ABOUT GLASGOW MUSEUMS
Glasgow Museums and Collections is the largest most visited Museum service in the UK outside London.  Its world class portfolio includes over 1.2 million objects and the service attracts over 3.5 million visitors per year.

Glasgow Museums operates nine Museum venues across the city of Glasgow, Kelvingrove Art Gallery and Museum, Riverside, Gallery of Modern Art, People’s Palace, The Burrell Collection, St Mungo Museum of Religious Life and Art, Provand’s Lordship, Scotland Street School Museum, in addition the City Archives and Special Collections are housed in the Mitchell Library, the Open Museum, and the Collections Showcase within the iconic and newly refurbished Kelvin Hall.  Museums are open year round and entry is free.

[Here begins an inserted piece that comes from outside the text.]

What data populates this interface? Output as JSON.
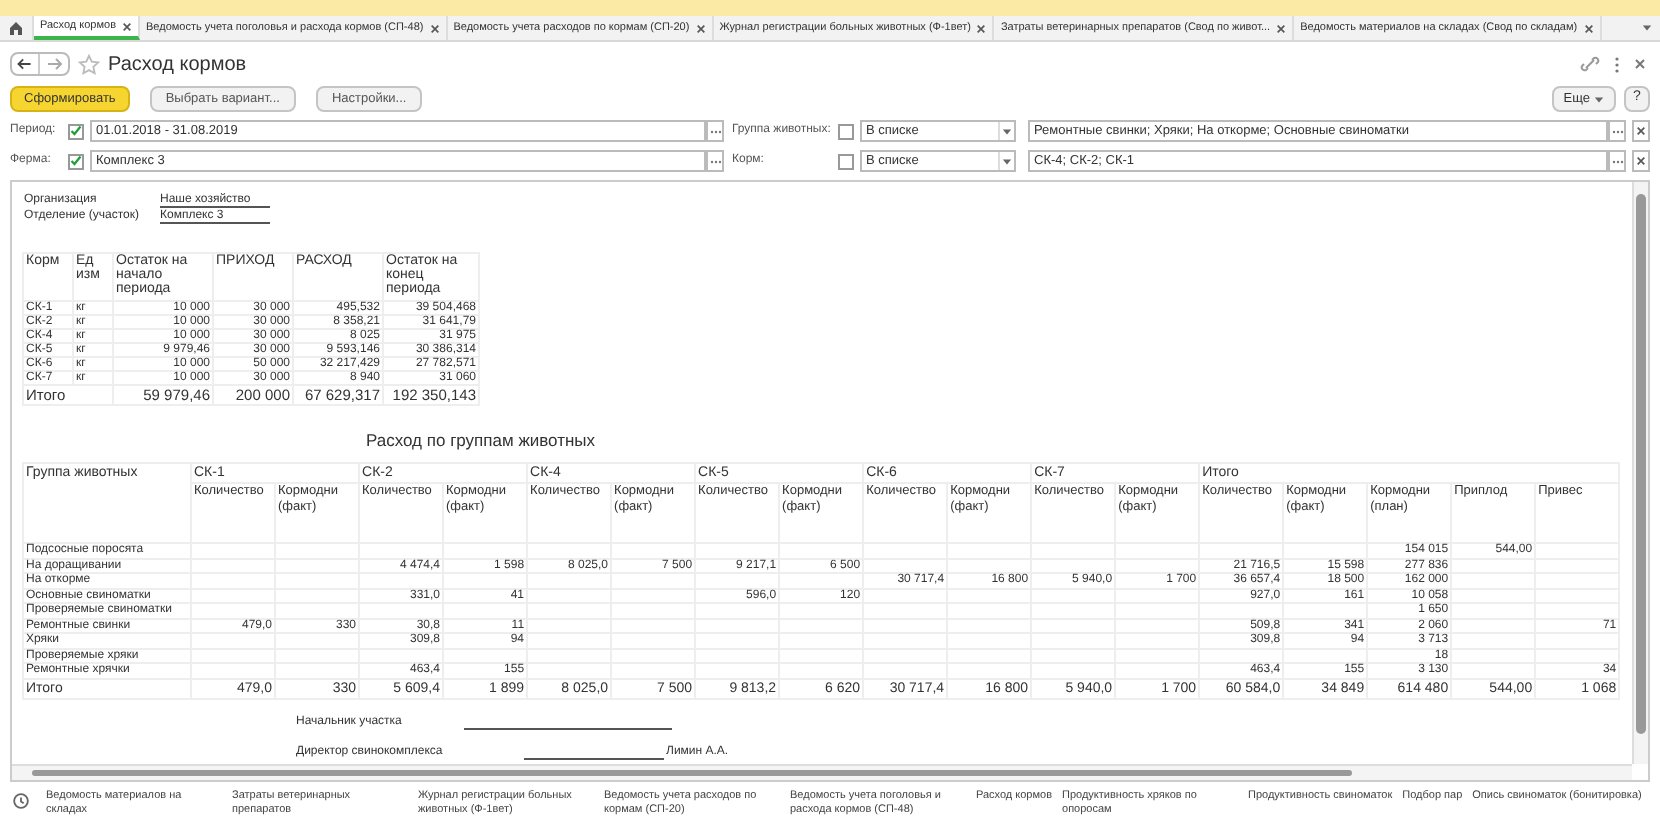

100% of the collections are publicly accessible, either through current displays within the world class venues or in fully accessible stores at Glasgow Museums Resource Centre and the Kelvin Hall.  The breadth of the collection is of notable significance, ranging from fine art including works by Van Gogh, Degas, Botticelli natural history, contemporary art, transport and technology, Scottish history and archaeology, Charles Rennie Mackintosh, arms and armour and more.